I have no idea how the justices will find. I do find the prevailing wisdom in the blogosphere, that the justices will simply vote their political affiliations, appalling. I think that’s a drastic oversimplification. In my view the justices’ theories of jurisprudence and judicial review, their ideologies, and their political affiliations are interwoven in complicated ways and all will play roles in how the case is ultimately decided.

Keep in mind that the same people who’ve been arguing all along that the case was completely frivolous and couldn’t possibly make it as far as the Supreme Court are now arguing that it’s completely frivolous and the Supreme Court will reject the plaintiff’s case. And that the Obama Administration’s record on cases brought before the Supreme Court has been, frankly, lousy. They’ve been defeated by unanimous votes of the justices too many times for an administration that’s supposed to have so many smart lawyers.

All this to say that I won’t be surprised whether the justices support or reject the plaintiff’s case and I don’t think anybody else should be, either.

3 comments… add one
  • Guarneri Link

    Heh. Working, as I do, with lawyers all the time it is easy for me to understand what is often cited to me – “they have smart lawyers who know exactly what words to use (in this document), so the words mean exactly what they say.” The Journal argument.

    However, if you asked me to speculate on their intent…….I can’t help but believe they intended the Times interpretation.

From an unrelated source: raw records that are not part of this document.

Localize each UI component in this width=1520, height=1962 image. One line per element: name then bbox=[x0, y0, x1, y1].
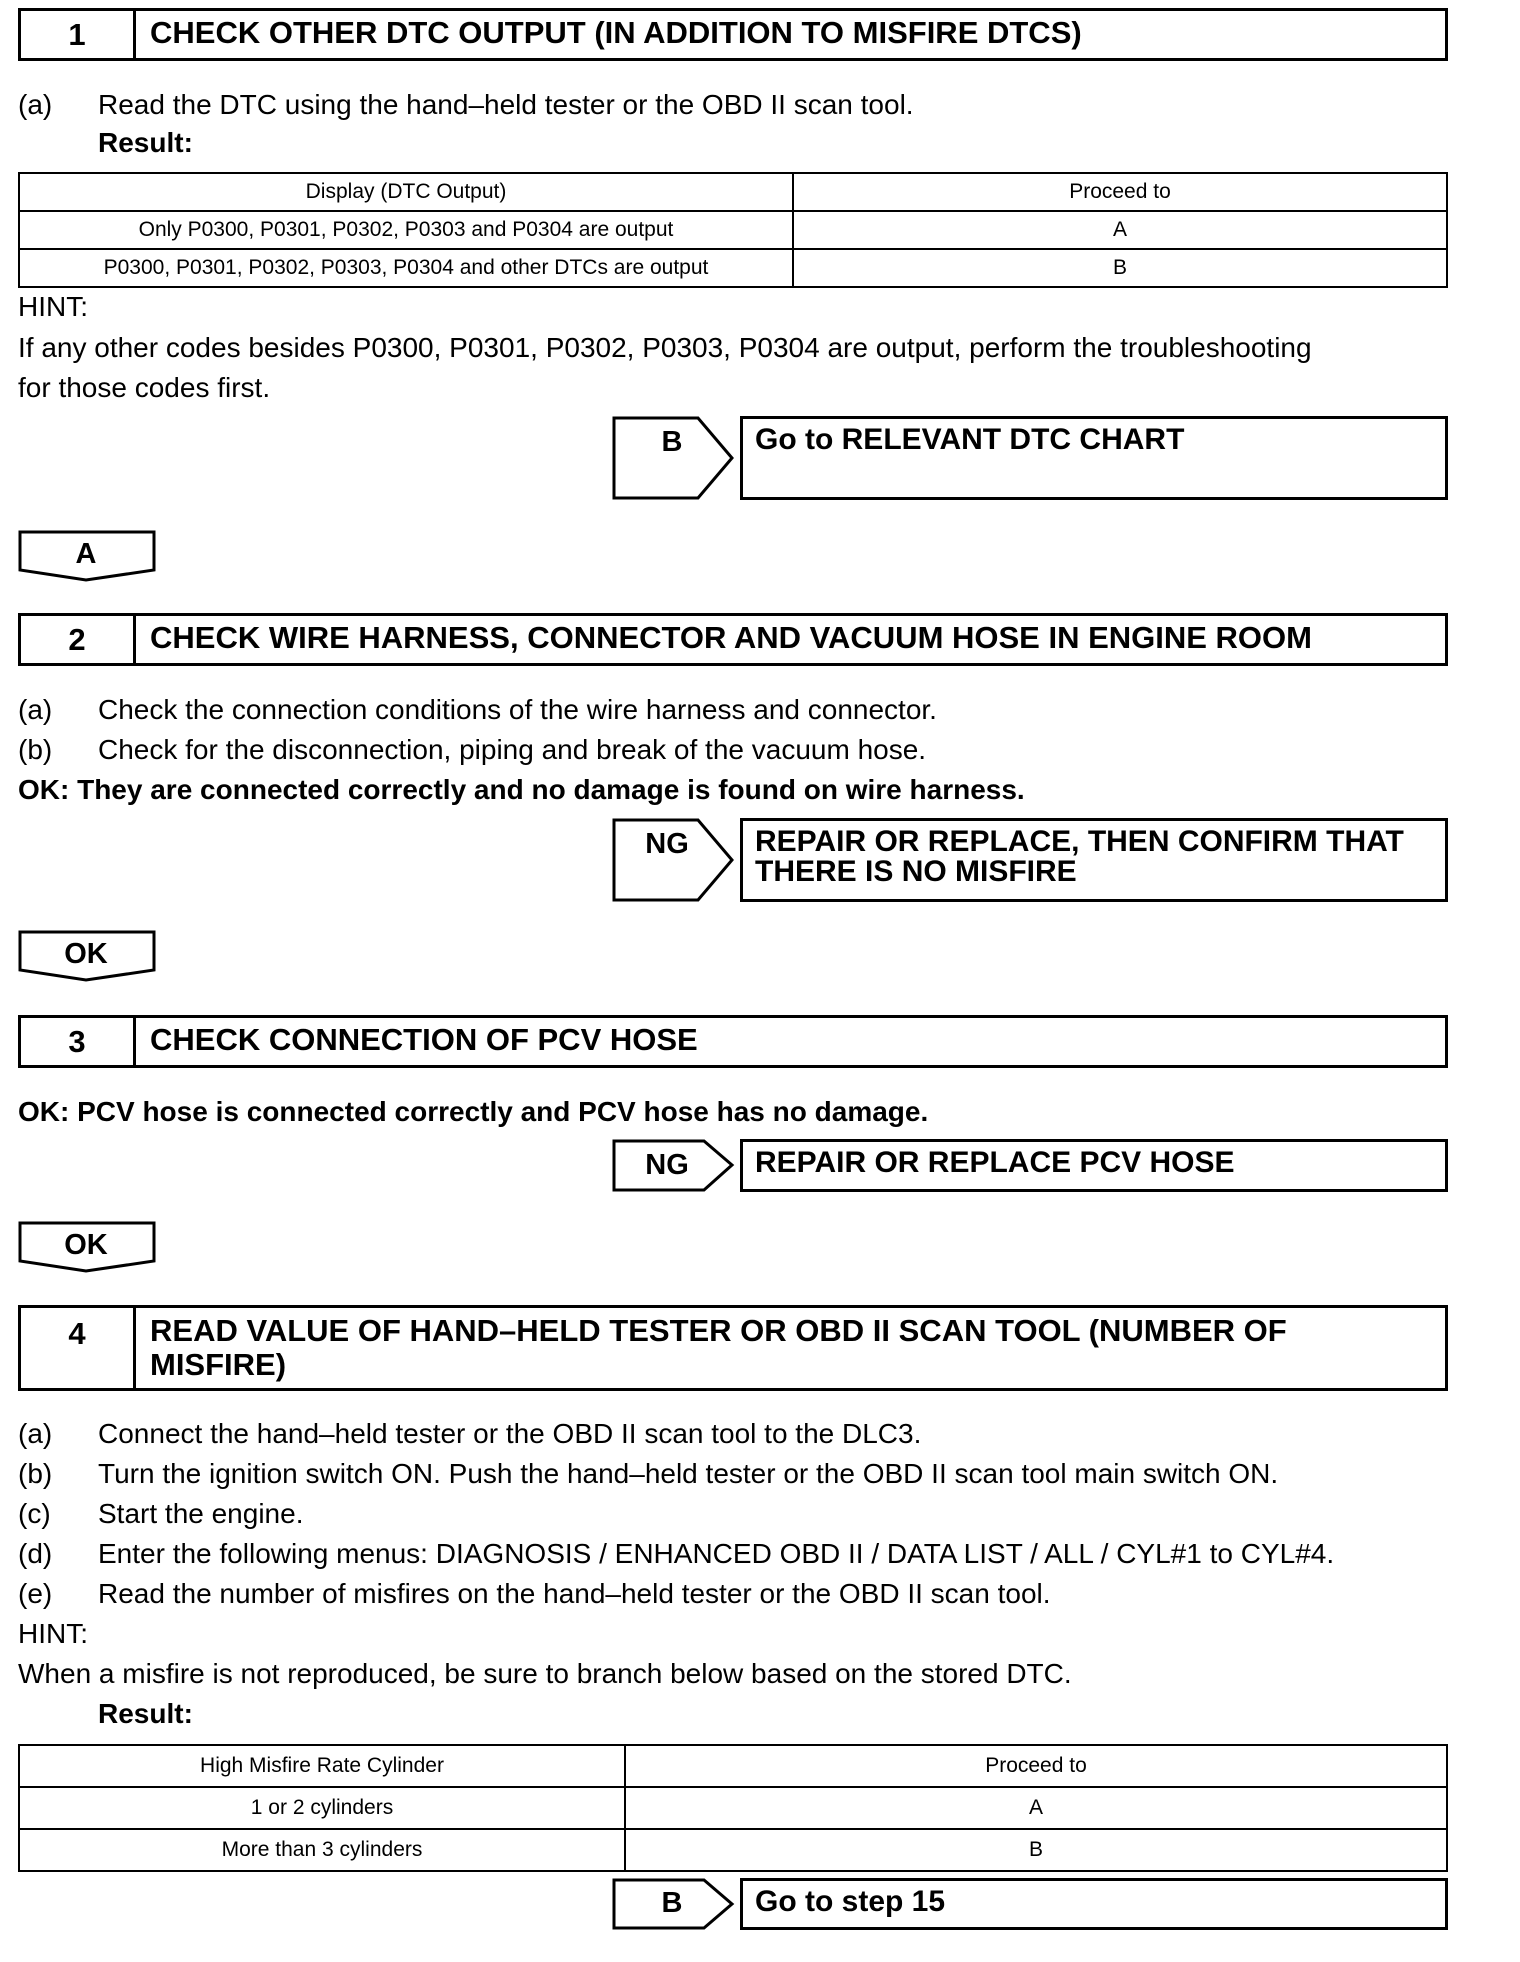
table-cell: More than 3 cylinders bbox=[19, 1829, 625, 1871]
item-label: (b) bbox=[18, 1458, 53, 1489]
step-title-line: READ VALUE OF HAND–HELD TESTER OR OBD II SCAN TOOL (NUMBER OF bbox=[150, 1313, 1287, 1348]
table-header: High Misfire Rate Cylinder bbox=[19, 1745, 625, 1787]
continue-label: OK bbox=[64, 1229, 108, 1261]
table-cell: P0300, P0301, P0302, P0303, P0304 and other DTCs are output bbox=[19, 249, 793, 287]
item-text: Connect the hand–held tester or the OBD II scan tool to the DLC3. bbox=[98, 1418, 922, 1449]
step-number: 4 bbox=[21, 1308, 136, 1388]
continue-label: A bbox=[75, 538, 97, 570]
item-label: (a) bbox=[18, 89, 53, 120]
branch-result bbox=[740, 818, 1448, 902]
branch-label: B bbox=[661, 1887, 683, 1919]
branch-label: NG bbox=[645, 1149, 689, 1181]
item-text: Check for the disconnection, piping and break of the vacuum hose. bbox=[98, 734, 927, 765]
branch-arrow[interactable] bbox=[612, 1139, 736, 1192]
step-4-header bbox=[18, 1305, 1448, 1391]
ok-condition: OK: PCV hose is connected correctly and PCV hose has no damage. bbox=[18, 1096, 929, 1127]
branch-label: NG bbox=[645, 828, 689, 860]
item-label: (a) bbox=[18, 1418, 53, 1449]
hint-text: When a misfire is not reproduced, be sure to branch below based on the stored DTC. bbox=[18, 1658, 1072, 1689]
result-table bbox=[18, 172, 1448, 288]
step-1-header bbox=[18, 8, 1448, 61]
hint-label: HINT: bbox=[18, 1618, 88, 1649]
result-label: Result: bbox=[98, 1698, 193, 1729]
branch-result-line: THERE IS NO MISFIRE bbox=[755, 855, 1077, 888]
step-2-header bbox=[18, 613, 1448, 666]
continue-label: OK bbox=[64, 938, 108, 970]
step-number: 2 bbox=[21, 616, 136, 663]
result-table bbox=[18, 1744, 1448, 1872]
table-header: Display (DTC Output) bbox=[19, 173, 793, 211]
item-text: Turn the ignition switch ON. Push the hand–held tester or the OBD II scan tool main switch ON. bbox=[98, 1458, 1279, 1489]
continue-tab[interactable] bbox=[18, 1221, 156, 1273]
item-text: Enter the following menus: DIAGNOSIS / ENHANCED OBD II / DATA LIST / ALL / CYL#1 to CYL#4. bbox=[98, 1538, 1335, 1569]
table-cell: B bbox=[625, 1829, 1447, 1871]
table-cell: A bbox=[625, 1787, 1447, 1829]
branch-result: Go to step 15 bbox=[740, 1878, 1448, 1930]
item-label: (b) bbox=[18, 734, 53, 765]
table-cell: 1 or 2 cylinders bbox=[19, 1787, 625, 1829]
branch-arrow[interactable] bbox=[612, 1878, 736, 1930]
hint-label: HINT: bbox=[18, 291, 88, 322]
table-cell: B bbox=[793, 249, 1447, 287]
step-title-line: MISFIRE) bbox=[150, 1347, 287, 1382]
item-label: (e) bbox=[18, 1578, 53, 1609]
step-title bbox=[136, 1308, 1445, 1388]
branch-label: B bbox=[661, 426, 683, 458]
step-number: 3 bbox=[21, 1018, 136, 1065]
branch-arrow[interactable] bbox=[612, 818, 736, 902]
hint-text: for those codes first. bbox=[18, 372, 271, 403]
item-label: (c) bbox=[18, 1498, 51, 1529]
table-header: Proceed to bbox=[793, 173, 1447, 211]
item-label: (d) bbox=[18, 1538, 53, 1569]
step-title: CHECK WIRE HARNESS, CONNECTOR AND VACUUM HOSE IN ENGINE ROOM bbox=[150, 620, 1312, 655]
continue-tab[interactable] bbox=[18, 930, 156, 982]
branch-result: REPAIR OR REPLACE PCV HOSE bbox=[740, 1139, 1448, 1192]
step-number: 1 bbox=[21, 11, 136, 58]
ok-condition: OK: They are connected correctly and no damage is found on wire harness. bbox=[18, 774, 1025, 805]
item-text: Read the DTC using the hand–held tester or the OBD II scan tool. bbox=[98, 89, 914, 120]
branch-result-line: REPAIR OR REPLACE, THEN CONFIRM THAT bbox=[755, 825, 1404, 858]
hint-text: If any other codes besides P0300, P0301, P0302, P0303, P0304 are output, perform the troubleshooting bbox=[18, 332, 1312, 363]
result-label: Result: bbox=[98, 127, 193, 158]
table-header: Proceed to bbox=[625, 1745, 1447, 1787]
continue-tab[interactable] bbox=[18, 530, 156, 582]
step-title: CHECK CONNECTION OF PCV HOSE bbox=[150, 1022, 698, 1057]
table-cell: A bbox=[793, 211, 1447, 249]
branch-result: Go to RELEVANT DTC CHART bbox=[740, 416, 1448, 500]
step-3-header bbox=[18, 1015, 1448, 1068]
item-text: Start the engine. bbox=[98, 1498, 304, 1529]
item-text: Read the number of misfires on the hand–held tester or the OBD II scan tool. bbox=[98, 1578, 1051, 1609]
table-cell: Only P0300, P0301, P0302, P0303 and P0304 are output bbox=[19, 211, 793, 249]
branch-arrow[interactable] bbox=[612, 416, 736, 500]
step-title: CHECK OTHER DTC OUTPUT (IN ADDITION TO MISFIRE DTCS) bbox=[150, 15, 1082, 50]
item-label: (a) bbox=[18, 694, 53, 725]
item-text: Check the connection conditions of the wire harness and connector. bbox=[98, 694, 937, 725]
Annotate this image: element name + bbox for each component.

    But why don’t they just have Dr Gruber testify before the court about the drafting process so he could just tell the judges exactly which lies they meant and which lies they didn’t?? Save time, right? 😉

  • As I see it even the most progressive justice on the SCOTUS has a decision to make. How far should the justices go in doing the Congress’s job for it? If the Supreme Court is going to rewrite the laws on grounds of mercy, the argument being made by many, why have a Congress at all? There is an opposing legal principle: fiat justitia ruat caelum which means “let justice be done though the heavens fall” or, in other words, don’t take the consequences of your decision into account. If the defense’s argument is correct, it is essentially arguing that the Congress was incompetent.

  • Andy Link

    I think a decisive ruling for either side is problematic. My prediction, in keeping with the title of this thread, is that the Chief Justice will chart a middle, “least bad” option, but I have no idea what that might be.